The major limitation involving the transplantation of cells, tissues and organs of animal origin (xenotransplantation, mostly of the pig) in humans is rejection due to the activation of various immune system mechanisms. Overcoming this limitation requires great efforts in xenotransplantation research, such as that led IDIBELL researcher Cristina Costa, who has devoted most of his scientific career into this field of biomedicine.

Working with a model of pig chondrocytes (the main cartillag cells), Costa, along with his team, has recently shown that overexpression of certain inhibitory molecules of the immune system in pig transgenic chondrocytes protects these cells from attack by the human natural antibodies and complement system, that recognize them as foreign cells that must be attacked and eliminated. The study, published in the journal European Cells and Materials, part of the will to advance in the implementation, in patients, of therapy to repair articular cartilage from pig cells, considering that autologous (patient’s own cells ) technique is costly and not always effective.

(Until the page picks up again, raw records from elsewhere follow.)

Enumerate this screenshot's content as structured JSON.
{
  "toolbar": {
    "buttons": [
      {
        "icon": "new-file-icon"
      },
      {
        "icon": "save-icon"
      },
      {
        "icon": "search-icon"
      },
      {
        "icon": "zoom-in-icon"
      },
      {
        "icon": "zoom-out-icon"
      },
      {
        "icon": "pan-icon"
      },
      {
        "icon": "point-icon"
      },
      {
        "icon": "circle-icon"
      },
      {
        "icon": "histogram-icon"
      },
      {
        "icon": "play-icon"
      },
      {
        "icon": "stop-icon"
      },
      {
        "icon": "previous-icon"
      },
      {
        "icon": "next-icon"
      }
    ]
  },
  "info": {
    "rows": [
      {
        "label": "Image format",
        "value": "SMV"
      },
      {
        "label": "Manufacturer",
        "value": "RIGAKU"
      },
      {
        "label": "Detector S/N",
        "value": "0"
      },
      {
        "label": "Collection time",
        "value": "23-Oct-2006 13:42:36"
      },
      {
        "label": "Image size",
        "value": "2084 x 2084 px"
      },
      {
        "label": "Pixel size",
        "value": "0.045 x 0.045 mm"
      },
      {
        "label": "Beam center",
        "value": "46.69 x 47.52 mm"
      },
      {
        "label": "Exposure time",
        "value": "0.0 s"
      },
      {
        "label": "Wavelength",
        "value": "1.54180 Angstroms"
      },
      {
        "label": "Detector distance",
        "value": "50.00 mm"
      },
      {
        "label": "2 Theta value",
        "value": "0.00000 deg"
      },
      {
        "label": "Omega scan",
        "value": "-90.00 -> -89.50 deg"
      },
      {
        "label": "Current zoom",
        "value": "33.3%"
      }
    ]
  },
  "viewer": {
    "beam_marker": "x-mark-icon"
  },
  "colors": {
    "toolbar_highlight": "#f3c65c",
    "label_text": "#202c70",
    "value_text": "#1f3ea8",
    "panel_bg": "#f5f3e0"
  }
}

The research team from IDIBELL has characterized two lines of transgenic chondrocytes in order to find out what genetic changes may be more useful to protect against the human immune system. On the one hand, it studied cells overexpressing H transferase molecule, in order to compete with the responsibility of presenting the antigen alpha-gal, strongly attacked by human natural antibodies. On the other hand, it has characterized the cells expressing the human complement inhibitor CD59. Moreover, the work comprises overexpression experiments, using a viral vector, of high levels of CD59 and other complement inhibitor, the DAF protein, and the characterization of the response of these modified cells depending on their response to immune attack. Recent experiments have shown that overexpression of the CD59 molecule confers on porcine chondrocytes greater protection profile, and the ability, not described so far, to control other proinflammatory pathways.

In summary, the study identifies possible approaches based on genetic engineering to avoid rejection of porcine chondrocytes used in cartilage repair. These results allow us to conclude that advances in animal transgenesis will permit the use of these chondrocytes in tissue engineering applications applied to the clinic.

Reference of the paper:

Sommaggio R, Bello-Gil D, Pérez-Cruz M, Brokaw JL, Máñez R, Costa C.

Genetic engineering strategies to prevent the effects of antibody and complement on xenogeneic chondrocytes.

Eur Cell Mater. 2015 Nov 18;30:258-70.